Si llegaste hasta aquí, lector-lectora, imaginarás que Marvin Pontiac: The Asylum Tapes (2017) es exactamente eso: la fusión perfecta entre Lurie y Pontiac, el uno enfermo, el otro insano; ambos expulsados de un paraíso al que no quisieron entrar. Un disco de blues, este sí, de principio a fin, despojado de cualquier adorno, incluso insultantemente despojado. Como solo puede ser concebido un disco en un manicomio. La segunda parte de lo que quizá haya nacido como una humorada se alza como un documento que esperamos de corazón que no se convierta en un epitafio pero que formalmente lo es: el del marginal Marvin Pontiac, que cierra su propio círculo familiar, internado como su madre, pegando sus últimos aullidos, cantándole a osos y vacas que no tiene. Con un par de excepciones, la veintena larga de canciones no sobrepasa los dos minutos: escuchen y verán por qué todo es tan preciso. Por qué las conceptuales instrumentaciones de la primera entrega se convierten aquí en una suerte de minimalismo linyera profundamente emotivo.

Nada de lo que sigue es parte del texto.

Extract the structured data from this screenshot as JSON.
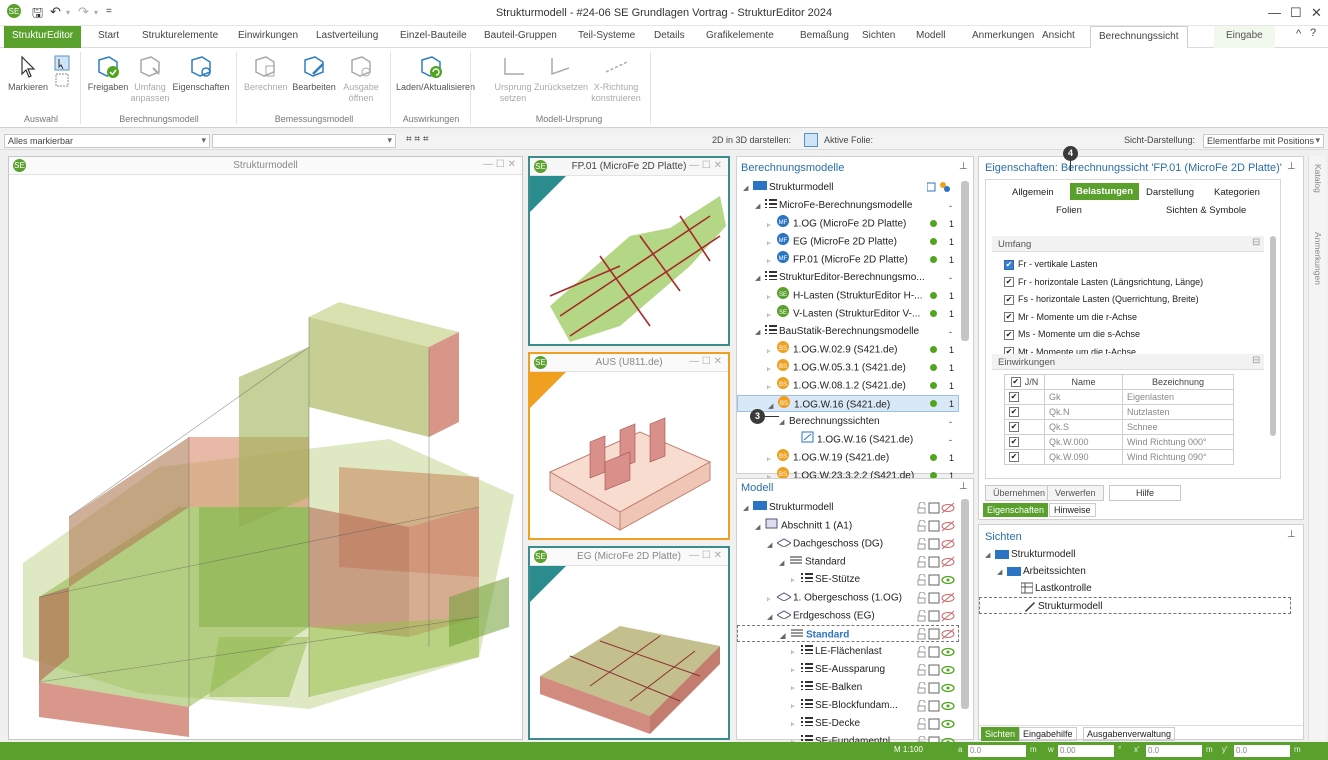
{
  "window": {
    "title": "Strukturmodell - #24-06 SE Grundlagen Vortrag - StrukturEditor 2024"
  },
  "ribbon_tabs": [
    {
      "label": "StrukturEditor"
    },
    {
      "label": "Start"
    },
    {
      "label": "Strukturelemente"
    },
    {
      "label": "Einwirkungen"
    },
    {
      "label": "Lastverteilung"
    },
    {
      "label": "Einzel-Bauteile"
    },
    {
      "label": "Bauteil-Gruppen"
    },
    {
      "label": "Teil-Systeme"
    },
    {
      "label": "Details"
    },
    {
      "label": "Grafikelemente"
    },
    {
      "label": "Bemaßung"
    },
    {
      "label": "Sichten"
    },
    {
      "label": "Modell"
    },
    {
      "label": "Anmerkungen"
    },
    {
      "label": "Ansicht"
    },
    {
      "label": "Berechnungssicht"
    },
    {
      "label": "Eingabe"
    }
  ],
  "ribbon": {
    "markieren": "Markieren",
    "freigeben": "Freigaben",
    "umfang_anpassen": "Umfang anpassen",
    "eigenschaften": "Eigenschaften",
    "berechnen": "Berechnen",
    "bearbeiten": "Bearbeiten",
    "ausgabe_oeffnen": "Ausgabe öffnen",
    "laden": "Laden/Aktualisieren",
    "ursprung_setzen": "Ursprung setzen",
    "zuruecksetzen": "Zurücksetzen",
    "x_richtung": "X-Richtung konstruieren",
    "groups": {
      "auswahl": "Auswahl",
      "berechnungsmodell": "Berechnungsmodell",
      "bemessungsmodell": "Bemessungsmodell",
      "auswirkungen": "Auswirkungen",
      "modell_ursprung": "Modell-Ursprung"
    }
  },
  "optbar": {
    "filter_value": "Alles markierbar",
    "view_2d3d_label": "2D in 3D darstellen:",
    "aktive_folie_label": "Aktive Folie:",
    "sicht_darstellung_label": "Sicht-Darstellung:",
    "sicht_darstellung_value": "Elementfarbe mit Positions"
  },
  "viewports": {
    "main": "Strukturmodell",
    "fp01": "FP.01 (MicroFe 2D Platte)",
    "aus": "AUS (U811.de)",
    "eg": "EG (MicroFe 2D Platte)"
  },
  "berechnungsmodelle": {
    "title": "Berechnungsmodelle",
    "rows": [
      {
        "label": "Strukturmodell",
        "value": ""
      },
      {
        "label": "MicroFe-Berechnungsmodelle",
        "value": "-"
      },
      {
        "label": "1.OG (MicroFe 2D Platte)",
        "value": "1"
      },
      {
        "label": "EG (MicroFe 2D Platte)",
        "value": "1"
      },
      {
        "label": "FP.01 (MicroFe 2D Platte)",
        "value": "1"
      },
      {
        "label": "StrukturEditor-Berechnungsmo...",
        "value": "-"
      },
      {
        "label": "H-Lasten (StrukturEditor H-...",
        "value": "1"
      },
      {
        "label": "V-Lasten (StrukturEditor V-...",
        "value": "1"
      },
      {
        "label": "BauStatik-Berechnungsmodelle",
        "value": "-"
      },
      {
        "label": "1.OG.W.02.9 (S421.de)",
        "value": "1"
      },
      {
        "label": "1.OG.W.05.3.1 (S421.de)",
        "value": "1"
      },
      {
        "label": "1.OG.W.08.1.2 (S421.de)",
        "value": "1"
      },
      {
        "label": "1.OG.W.16 (S421.de)",
        "value": "1"
      },
      {
        "label": "Berechnungssichten",
        "value": "-"
      },
      {
        "label": "1.OG.W.16 (S421.de)",
        "value": "-"
      },
      {
        "label": "1.OG.W.19 (S421.de)",
        "value": "1"
      },
      {
        "label": "1.OG.W.23.3.2.2 (S421.de)",
        "value": "1"
      }
    ]
  },
  "modell": {
    "title": "Modell",
    "rows": [
      {
        "label": "Strukturmodell"
      },
      {
        "label": "Abschnitt 1 (A1)"
      },
      {
        "label": "Dachgeschoss (DG)"
      },
      {
        "label": "Standard"
      },
      {
        "label": "SE-Stütze"
      },
      {
        "label": "1. Obergeschoss (1.OG)"
      },
      {
        "label": "Erdgeschoss (EG)"
      },
      {
        "label": "Standard"
      },
      {
        "label": "LE-Flächenlast"
      },
      {
        "label": "SE-Aussparung"
      },
      {
        "label": "SE-Balken"
      },
      {
        "label": "SE-Blockfundam..."
      },
      {
        "label": "SE-Decke"
      },
      {
        "label": "SE-Fundamentpl..."
      }
    ]
  },
  "eigenschaften": {
    "title": "Eigenschaften: Berechnungssicht 'FP.01 (MicroFe 2D Platte)'",
    "tabs": [
      "Allgemein",
      "Belastungen",
      "Darstellung",
      "Kategorien",
      "Folien",
      "Sichten & Symbole"
    ],
    "umfang_title": "Umfang",
    "umfang_items": [
      "Fr - vertikale Lasten",
      "Fr - horizontale Lasten (Längsrichtung, Länge)",
      "Fs - horizontale Lasten (Querrichtung, Breite)",
      "Mr - Momente um die r-Achse",
      "Ms - Momente um die s-Achse",
      "Mt - Momente um die t-Achse"
    ],
    "einwirkungen_title": "Einwirkungen",
    "table_headers": [
      "J/N",
      "Name",
      "Bezeichnung"
    ],
    "table_rows": [
      [
        "Gk",
        "Eigenlasten"
      ],
      [
        "Qk.N",
        "Nutzlasten"
      ],
      [
        "Qk.S",
        "Schnee"
      ],
      [
        "Qk.W.000",
        "Wind Richtung 000°"
      ],
      [
        "Qk.W.090",
        "Wind Richtung 090°"
      ]
    ],
    "btn_uebernehmen": "Übernehmen",
    "btn_verwerfen": "Verwerfen",
    "btn_hilfe": "Hilfe",
    "subtab_eigenschaften": "Eigenschaften",
    "subtab_hinweise": "Hinweise"
  },
  "sichten": {
    "title": "Sichten",
    "rows": [
      "Strukturmodell",
      "Arbeitssichten",
      "Lastkontrolle",
      "Strukturmodell"
    ],
    "bottom_tabs": [
      "Sichten",
      "Eingabehilfe",
      "Ausgabenverwaltung"
    ]
  },
  "side_tabs": [
    "Katalog",
    "Anmerkungen"
  ],
  "badges": {
    "three": "3",
    "four": "4"
  },
  "statusbar": {
    "scale": "M 1:100",
    "a_label": "a",
    "a_value": "0.0",
    "w_label": "w",
    "w_value": "0.00",
    "x_label": "x'",
    "x_value": "0.0",
    "y_label": "y'",
    "y_value": "0.0",
    "unit_m": "m",
    "unit_deg": "°"
  },
  "colors": {
    "accent": "#5aa02c",
    "link": "#2a6fa8"
  }
}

La recepción de The Asylum Tapes no se le acercó siquiera a la de los Greatest Hits. Quizá aún dure el enfado en buena parte de la crítica. O quizá sea que en este mundo correcto y desquiciado apenas haya lugar para bromas tan serias como las de Lurie. En parte, es cierto: nadie debería bromear acerca del regreso de un muerto imaginario encerrado en un asilo que dedica sus últimas espiraciones a dejar su testamento musical. O quizá no.